LIBRARYLINE TRIESTE CONTEMPORANEA
NEL TRECENTENARIO DELLA NASCITA DI IMMANUEL KANT
CONVERSAZIONE PRIMA
BEATRICE BONATO, ALESSANDRO DI GRAZIA, MARCO PACINI
IL DIRITTO DI MENTIRE
MARTEDI 21 MAGGIO 2024 ORE 18
STUDIO TOMMASEO VIA DEL MONTE 2/1

Carle Vernet, ritratto di Immanuel Kant, circa 1792, acquerello su carta, ovale 10,6 x 8,2 cm. (credit: Staatliche Museen zu Berlin, Gemäldegalerie / Christoph Schmidt / CC BY-SA 4.0 )

 

A 300 anni dalla nascita, il pensiero di Kant ha ancora qualcosa da insegnarci? Questa è la scommessa su cui punteranno quest’anno alcuni incontri LIBRARYLINE con il pubblico della Biblioteca di Trieste Contemporanea. All’ordine del giorno degli approfondimenti laterali all’arte visiva tipici di questi incontri saranno, pur nelle impensabili trasformazioni intercorse rispetto ai tempi di Kant, le questioni del rapporto tra Verità e menzogna, tra informazione corretta e fake, la “certezza” accreditata alla simulazione della Realtà (Realtà Virtuale) e le infinite possibilità della manipolazione digitale, o le frontiere estese dei termini definitori di Ragione dispiegate dagli imprevedibili sviluppi della Intelligenza Artificiale.
Una serie di tre conversazioni aperte dedicate a Kant avranno corso entro la metà dell’autunno a Trieste Contemporanea con il compito di mettere a fuoco i temi di attualità del dibattito.
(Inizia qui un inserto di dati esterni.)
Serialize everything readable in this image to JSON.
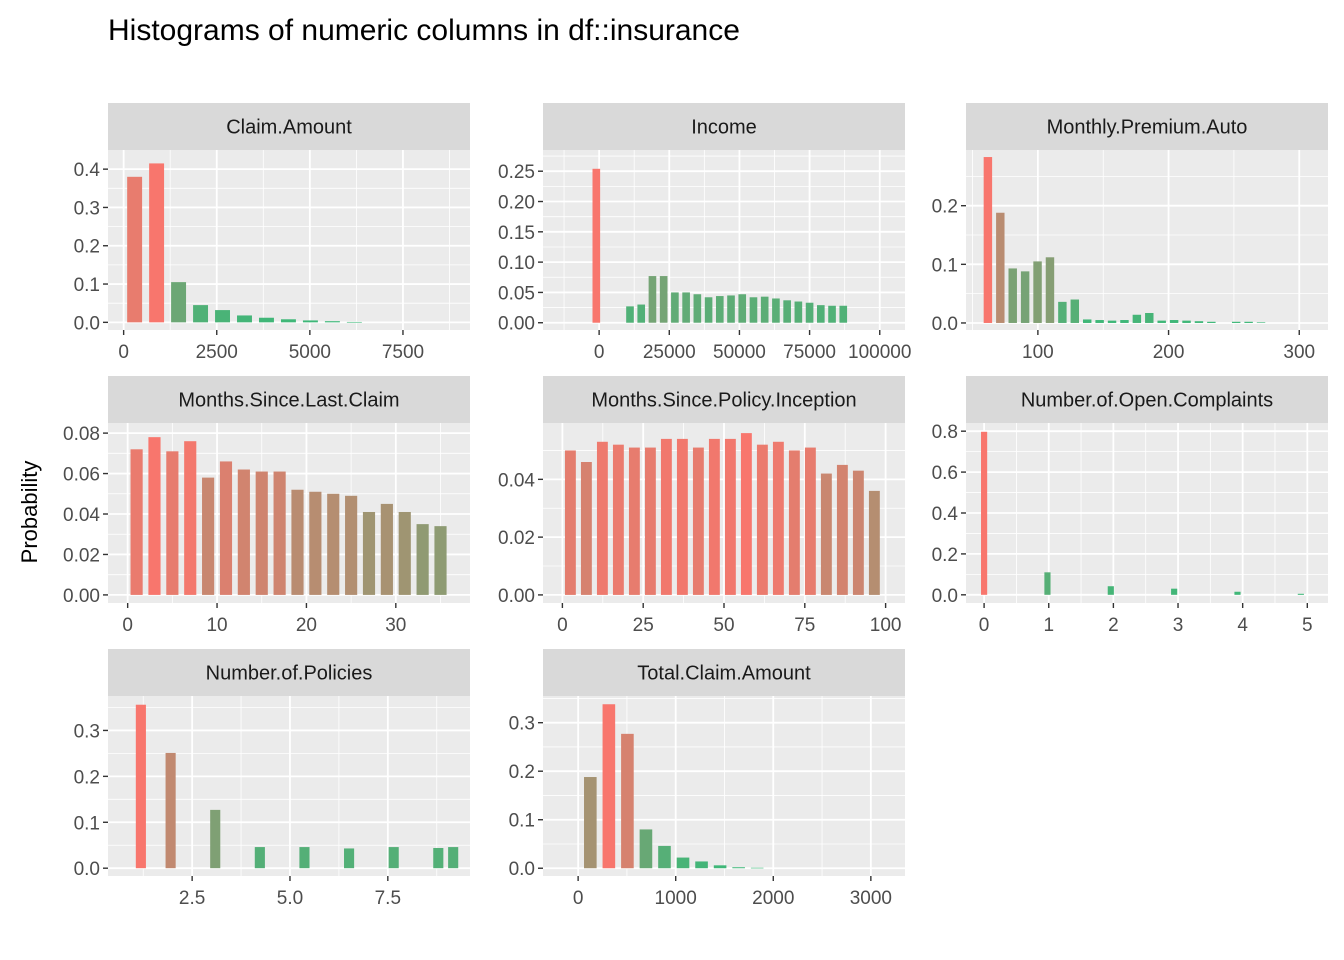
{
  "title": "Histograms of numeric columns in df::insurance",
  "ylabel": "Probability",
  "colors": {
    "panel_bg": "#ebebeb",
    "strip_bg": "#d9d9d9",
    "grid": "#ffffff",
    "high": "#f8766d",
    "low": "#3cb878"
  },
  "chart_data": [
    {
      "type": "bar",
      "title": "Claim.Amount",
      "xlim": [
        -420,
        9300
      ],
      "ylim": [
        -0.02,
        0.45
      ],
      "xticks": [
        0,
        2500,
        5000,
        7500
      ],
      "xtick_labels": [
        "0",
        "2500",
        "5000",
        "7500"
      ],
      "yticks": [
        0.0,
        0.1,
        0.2,
        0.3,
        0.4
      ],
      "ytick_labels": [
        "0.0",
        "0.1",
        "0.2",
        "0.3",
        "0.4"
      ],
      "bins": {
        "start": 0,
        "width": 590,
        "values": [
          0.38,
          0.415,
          0.105,
          0.045,
          0.032,
          0.018,
          0.012,
          0.008,
          0.005,
          0.003,
          0.001,
          0,
          0,
          0,
          0
        ]
      }
    },
    {
      "type": "bar",
      "title": "Income",
      "xlim": [
        -20000,
        109000
      ],
      "ylim": [
        -0.012,
        0.285
      ],
      "xticks": [
        0,
        25000,
        50000,
        75000,
        100000
      ],
      "xtick_labels": [
        "0",
        "25000",
        "50000",
        "75000",
        "100000"
      ],
      "yticks": [
        0.0,
        0.05,
        0.1,
        0.15,
        0.2,
        0.25
      ],
      "ytick_labels": [
        "0.00",
        "0.05",
        "0.10",
        "0.15",
        "0.20",
        "0.25"
      ],
      "bins": {
        "start": -3000,
        "width": 4000,
        "values": [
          0.254,
          0,
          0,
          0.027,
          0.03,
          0.077,
          0.077,
          0.05,
          0.05,
          0.047,
          0.042,
          0.044,
          0.045,
          0.047,
          0.042,
          0.043,
          0.04,
          0.037,
          0.035,
          0.033,
          0.029,
          0.028,
          0.028
        ]
      }
    },
    {
      "type": "bar",
      "title": "Monthly.Premium.Auto",
      "xlim": [
        45,
        322
      ],
      "ylim": [
        -0.012,
        0.295
      ],
      "xticks": [
        100,
        200,
        300
      ],
      "xtick_labels": [
        "100",
        "200",
        "300"
      ],
      "yticks": [
        0.0,
        0.1,
        0.2
      ],
      "ytick_labels": [
        "0.0",
        "0.1",
        "0.2"
      ],
      "bins": {
        "start": 57,
        "width": 9.5,
        "values": [
          0.283,
          0.188,
          0.093,
          0.088,
          0.105,
          0.112,
          0.036,
          0.04,
          0.006,
          0.005,
          0.004,
          0.005,
          0.014,
          0.017,
          0.004,
          0.005,
          0.004,
          0.003,
          0.002,
          0,
          0.002,
          0.002,
          0.001,
          0
        ]
      }
    },
    {
      "type": "bar",
      "title": "Months.Since.Last.Claim",
      "xlim": [
        -2.2,
        38.3
      ],
      "ylim": [
        -0.004,
        0.085
      ],
      "xticks": [
        0,
        10,
        20,
        30
      ],
      "xtick_labels": [
        "0",
        "10",
        "20",
        "30"
      ],
      "yticks": [
        0.0,
        0.02,
        0.04,
        0.06,
        0.08
      ],
      "ytick_labels": [
        "0.00",
        "0.02",
        "0.04",
        "0.06",
        "0.08"
      ],
      "bins": {
        "start": 0,
        "width": 2,
        "values": [
          0.072,
          0.078,
          0.071,
          0.076,
          0.058,
          0.066,
          0.062,
          0.061,
          0.061,
          0.052,
          0.051,
          0.05,
          0.049,
          0.041,
          0.045,
          0.041,
          0.035,
          0.034
        ]
      }
    },
    {
      "type": "bar",
      "title": "Months.Since.Policy.Inception",
      "xlim": [
        -6,
        106
      ],
      "ylim": [
        -0.0028,
        0.0595
      ],
      "xticks": [
        0,
        25,
        50,
        75,
        100
      ],
      "xtick_labels": [
        "0",
        "25",
        "50",
        "75",
        "100"
      ],
      "yticks": [
        0.0,
        0.02,
        0.04
      ],
      "ytick_labels": [
        "0.00",
        "0.02",
        "0.04"
      ],
      "bins": {
        "start": 0,
        "width": 4.95,
        "values": [
          0.05,
          0.046,
          0.053,
          0.052,
          0.051,
          0.051,
          0.054,
          0.054,
          0.051,
          0.054,
          0.054,
          0.056,
          0.052,
          0.053,
          0.05,
          0.051,
          0.042,
          0.045,
          0.043,
          0.036
        ]
      }
    },
    {
      "type": "bar",
      "title": "Number.of.Open.Complaints",
      "xlim": [
        -0.28,
        5.32
      ],
      "ylim": [
        -0.04,
        0.84
      ],
      "xticks": [
        0,
        1,
        2,
        3,
        4,
        5
      ],
      "xtick_labels": [
        "0",
        "1",
        "2",
        "3",
        "4",
        "5"
      ],
      "yticks": [
        0.0,
        0.2,
        0.4,
        0.6,
        0.8
      ],
      "ytick_labels": [
        "0.0",
        "0.2",
        "0.4",
        "0.6",
        "0.8"
      ],
      "bins": {
        "start": -0.07,
        "width": 0.14,
        "values": [
          0.797,
          0,
          0,
          0,
          0,
          0,
          0,
          0.11,
          0,
          0,
          0,
          0,
          0,
          0,
          0.042,
          0,
          0,
          0,
          0,
          0,
          0,
          0.03,
          0,
          0,
          0,
          0,
          0,
          0,
          0.015,
          0,
          0,
          0,
          0,
          0,
          0,
          0.005
        ]
      }
    },
    {
      "type": "bar",
      "title": "Number.of.Policies",
      "xlim": [
        0.35,
        9.6
      ],
      "ylim": [
        -0.017,
        0.375
      ],
      "xticks": [
        2.5,
        5.0,
        7.5
      ],
      "xtick_labels": [
        "2.5",
        "5.0",
        "7.5"
      ],
      "yticks": [
        0.0,
        0.1,
        0.2,
        0.3
      ],
      "ytick_labels": [
        "0.0",
        "0.1",
        "0.2",
        "0.3"
      ],
      "bins": {
        "start": 1,
        "width": 0.38,
        "values": [
          0.356,
          0,
          0.251,
          0,
          0,
          0.127,
          0,
          0,
          0.046,
          0,
          0,
          0.046,
          0,
          0,
          0.043,
          0,
          0,
          0.046,
          0,
          0,
          0.044,
          0.046
        ]
      }
    },
    {
      "type": "bar",
      "title": "Total.Claim.Amount",
      "xlim": [
        -360,
        3350
      ],
      "ylim": [
        -0.016,
        0.355
      ],
      "xticks": [
        0,
        1000,
        2000,
        3000
      ],
      "xtick_labels": [
        "0",
        "1000",
        "2000",
        "3000"
      ],
      "yticks": [
        0.0,
        0.1,
        0.2,
        0.3
      ],
      "ytick_labels": [
        "0.0",
        "0.1",
        "0.2",
        "0.3"
      ],
      "bins": {
        "start": 30,
        "width": 190,
        "values": [
          0.188,
          0.338,
          0.277,
          0.08,
          0.046,
          0.022,
          0.014,
          0.006,
          0.002,
          0.001,
          0,
          0,
          0,
          0,
          0,
          0
        ]
      }
    }
  ]
}
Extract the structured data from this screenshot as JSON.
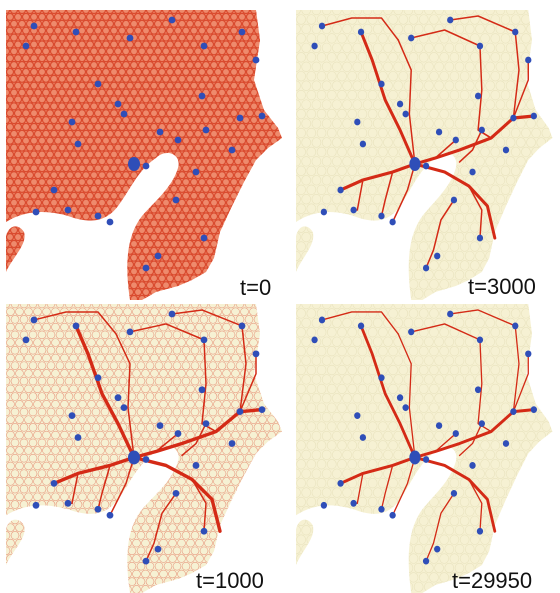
{
  "figure": {
    "panels": [
      {
        "id": "top-left",
        "time_label": "t=0",
        "stage": "initial-mesh"
      },
      {
        "id": "top-right",
        "time_label": "t=3000",
        "stage": "network-forming"
      },
      {
        "id": "bottom-left",
        "time_label": "t=1000",
        "stage": "dense-mesh-with-trunks"
      },
      {
        "id": "bottom-right",
        "time_label": "t=29950",
        "stage": "final-network"
      }
    ]
  },
  "colors": {
    "background": "#ffffff",
    "land": "#f6f1d3",
    "mesh": "#d94a2e",
    "mesh_dense_fill": "#ee8a6c",
    "network": "#d42a16",
    "food_source": "#2f4eb8",
    "sea": "#ffffff"
  },
  "icons": {
    "food_source_marker": "blue-dot",
    "central_source_marker": "blue-blob"
  }
}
Il ciclo di contributi si apre martedì 21 maggio: alle ore 18 allo Studio Tommaseo di Trieste in via del Monte 2/1. Questa prima conversazione si svilupperà a partire dal testo Il diritto di mentire che raccoglie il dialogo a distanza avvenuto alla fine del ‘700 tra Kant e Constant. Al tavolo di discussione preparato dal filosofo Alessandro Di Grazia parteciperanno, oltre che il curatore dell’incontro, Beatrice Bonato della Società Filosofica Italiana-Sezione FVG, APS e Marco Pacini giornalista e curatore del festival Vicino/lontano.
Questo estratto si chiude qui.